The young Dubai professional started researching bitcoin

The lightbulb clicked in Ibrahim Barbour’s mind last winter.
After watching a YouTube series about global financial markets, the young Dubai professional started researching bitcoin, a phenomenon he had heard about in online forums and passing headlines. The more he learned, the more certain he became that bitcoin was a worthy investment.
“I liked what it had to offer,” said Barbour. “You’re in complete control of what you own, there is a limited supply of it so you can’t just print your way out of it like a government, and its value had been increasing for a while. So I said why not?”
Barbour joined a growing number of people across the Middle East and throughout the world who believe that digital currencies like bitcoin are as good — or better — than cash backed by a central bank.
His investment appears prudent: Since he bought his first coin in February of last year, the value of the digital currency has risen astronomically from $1,000 to more than $16,000 at the end of last week.
The spike in bitcoin prices has set the world of currency investing abuzz, and the Middle East is no exception.

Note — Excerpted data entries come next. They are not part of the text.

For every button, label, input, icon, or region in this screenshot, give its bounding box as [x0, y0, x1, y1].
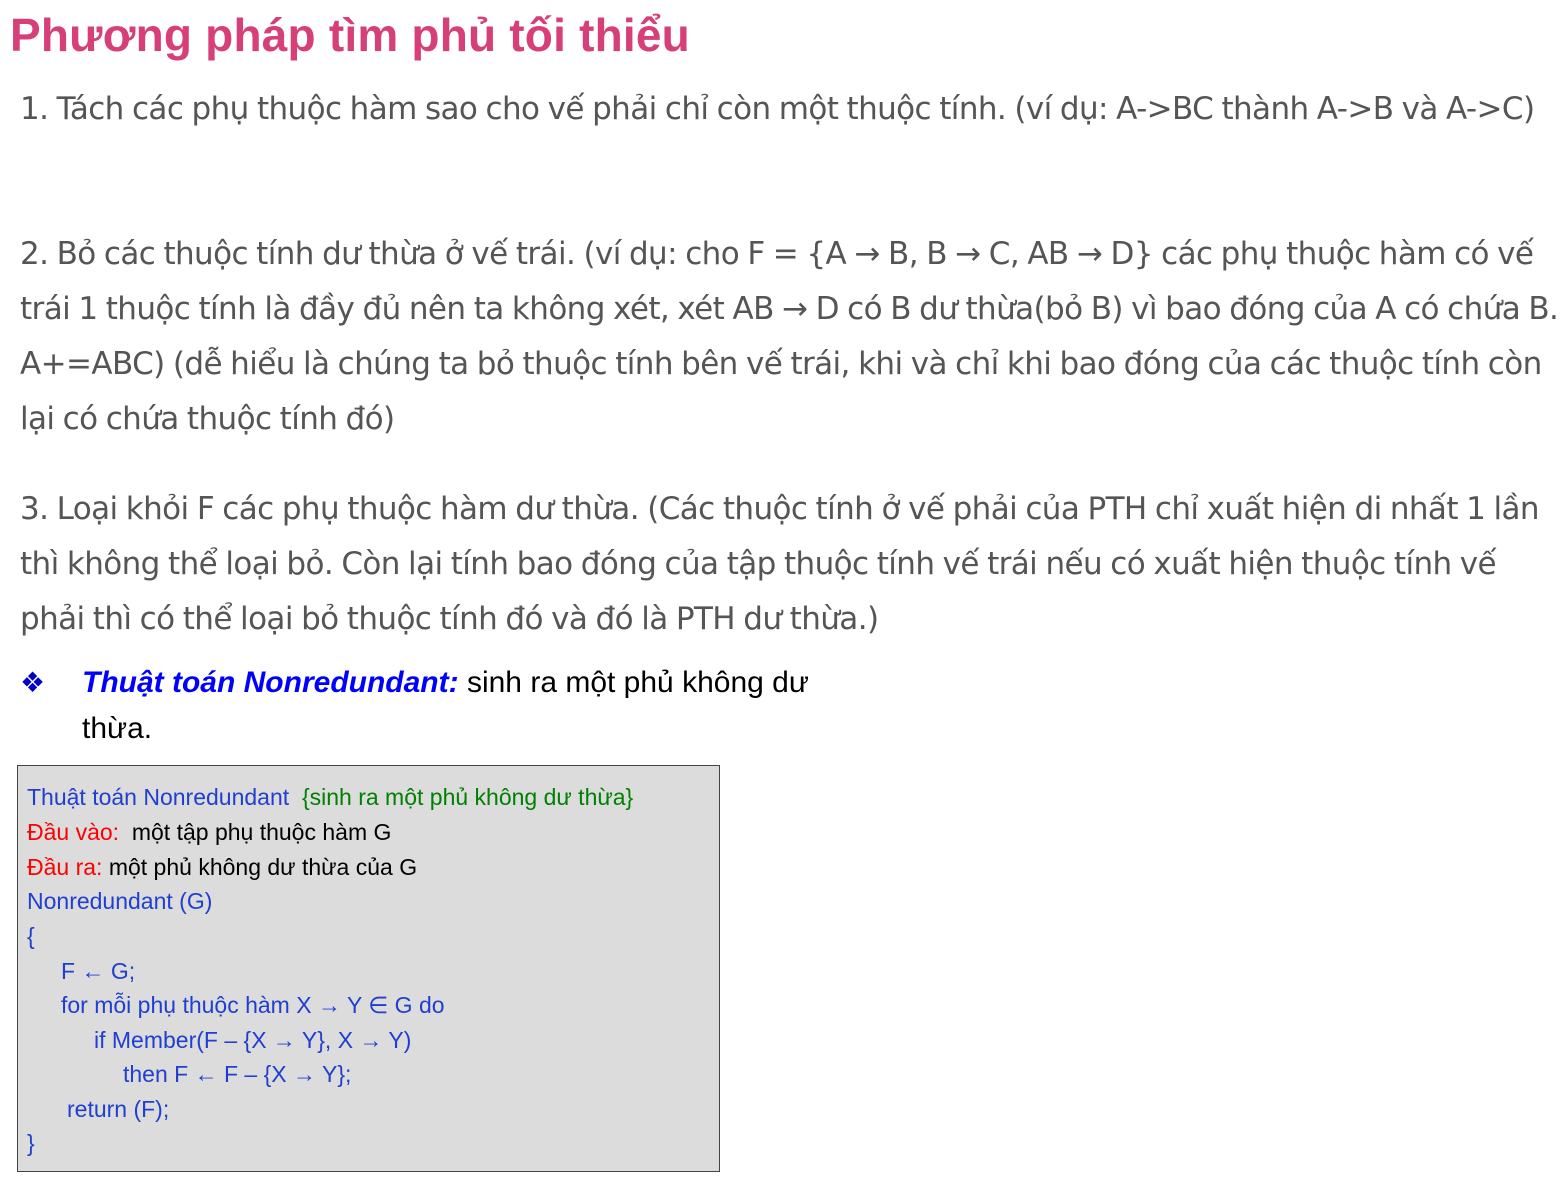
step-3-text: 3. Loại khỏi F các phụ thuộc hàm dư thừa… [20, 491, 1540, 637]
code-line-assign: F ← G; [61, 958, 136, 984]
algorithm-output: Đầu ra: một phủ không dư thừa của G [27, 852, 417, 882]
code-line-if: if Member(F – {X → Y}, X → Y) [94, 1027, 412, 1053]
step-1-text: 1. Tách các phụ thuộc hàm sao cho vế phả… [20, 91, 1535, 127]
algorithm-box: Thuật toán Nonredundant {sinh ra một phủ… [17, 765, 720, 1172]
input-label: Đầu vào: [27, 819, 120, 845]
code-line-close-brace: } [27, 1130, 35, 1156]
code-line-for: for mỗi phụ thuộc hàm X → Y ∈ G do [61, 992, 445, 1018]
code-line-open-brace: { [27, 923, 35, 949]
output-label: Đầu ra: [27, 854, 103, 880]
algorithm-name: Thuật toán Nonredundant [27, 784, 290, 810]
algorithm-header: Thuật toán Nonredundant {sinh ra một phủ… [27, 782, 633, 812]
bullet-text: Thuật toán Nonredundant: sinh ra một phủ… [82, 660, 882, 752]
algorithm-comment: {sinh ra một phủ không dư thừa} [301, 784, 634, 810]
output-text: một phủ không dư thừa của G [108, 854, 418, 880]
algorithm-input: Đầu vào: một tập phụ thuộc hàm G [27, 817, 391, 847]
code-line-return: return (F); [67, 1096, 170, 1122]
bullet-heading: Thuật toán Nonredundant: [82, 666, 459, 699]
input-text: một tập phụ thuộc hàm G [131, 819, 392, 845]
page-title: Phương pháp tìm phủ tối thiểu [10, 9, 690, 61]
code-line-then: then F ← F – {X → Y}; [123, 1061, 352, 1087]
step-2-text: 2. Bỏ các thuộc tính dư thừa ở vế trái. … [20, 236, 1559, 437]
code-line-signature: Nonredundant (G) [27, 888, 213, 914]
diamond-bullet-icon: ❖ [20, 667, 46, 698]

While funds across the region seem to be hedging their bets for the moment, a growing number of individuals like Barbour have joined the bitcoin rush, with many trying to hop on the fast-moving train.
Mohammed Alsehli, the founder of Dubai-based investors tech company ArabianChain, was an early adopter, buying his first bitcoins in 2011 when they were valued at just $3.
Like Barbour, Alsehli had grown disillusioned by the way traditional currencies were valued. “Today, currency is just backed by debt, that’s it,” he said.
When, following the financial crisis of 2008, a mysterious person or entity known as Satoshi Nakamoto developed a digital currency backed not by a central bank’s guarantee but by the trust of the user community, Alsehli grew curious.
The bitcoin cycle starts with miners: Individuals use computers with high processing power to execute complex mathematical equations.
Those calculations are used to verify the authenticity of transactions across the bitcoin network. As payment for their services, miners receive their welcome reward: bitcoin, which today is worth ten times more than gold.
Despite its meteoric rise, Alsehli said the technology is still in an early adoption phase, and still resides in the realm of esoterica for most people he speaks to. “If you ask somebody on the street how to buy a bitcoin, they don’t know.”
But new developments, including the first sale of bitcoin futures this weekend, mean that the currency is moving ever further into the mainstream.
In recent weeks, investors led by American hedge funds have been buying up the currency at a rapid rate, sending the prices soaring. Some fear it is a bubble that is doomed to burst. “There is a little bit of a gold rush going on, but it’s also justifiable, especially when it comes to bitcoin,” Alsehli said. While there are a number of cryptocurrencies on the market, bitcoin is the most mature and the most trusted.
Still, a series of digital heists over the years have plagued the currency. Just this week $64 million worth was stolen from a Slovenia-based digital coin exchange. If people start to lose confidence in the currency, sell-offs could send bitcoin prices plunging.
Regional experts said that while the prices of bitcoin may tumble in the short term, the long-run outlook is positive.
“I’m really bullish about bitcoin in the long run, even after this bubble will burst,” said Adam Schneider, a Dubai-based bitcoin expert and founder of the cybersecurity company Kitsune.
A nascent startup digital currency scene has begun to emerge across the Middle East centered around Dubai.
BitOasis, a platform for buying, selling and storing the currency, launched in Dubai in 2014. The company made waves when it announced that it had completed a first funding round in May 2016 with an undisclosed sum raised by investors. While few regional bitcoin startups have seen similar success, there is a buzz in the air.
“It’s everywhere — in any group chat I’m on about entrepreneurship, people are talking about bitcoin,” said Philip Bahoshy, the founder of MAGNiTT, an online community for MENA startups.
But he urged caution, saying that many regulatory questions remain unanswered across the region.
In October, as bitcoin prices started to jump, the UAE Central Bank issued cautionary advice to potential investors.
“Some nations have announced that they are not using bitcoin, and consequently its value sharply plummeted,” said the bank’s governor Mubarak Rashed Al-Mansouri.
Whether the price is up or down on a given day, it seems that bitcoin and similar digital currencies are here to stay. Those in the know are optimistic about the future.
“It is still in its infancy,” said Alsehli. “It’s just a baby — it hasn’t started crawling yet.”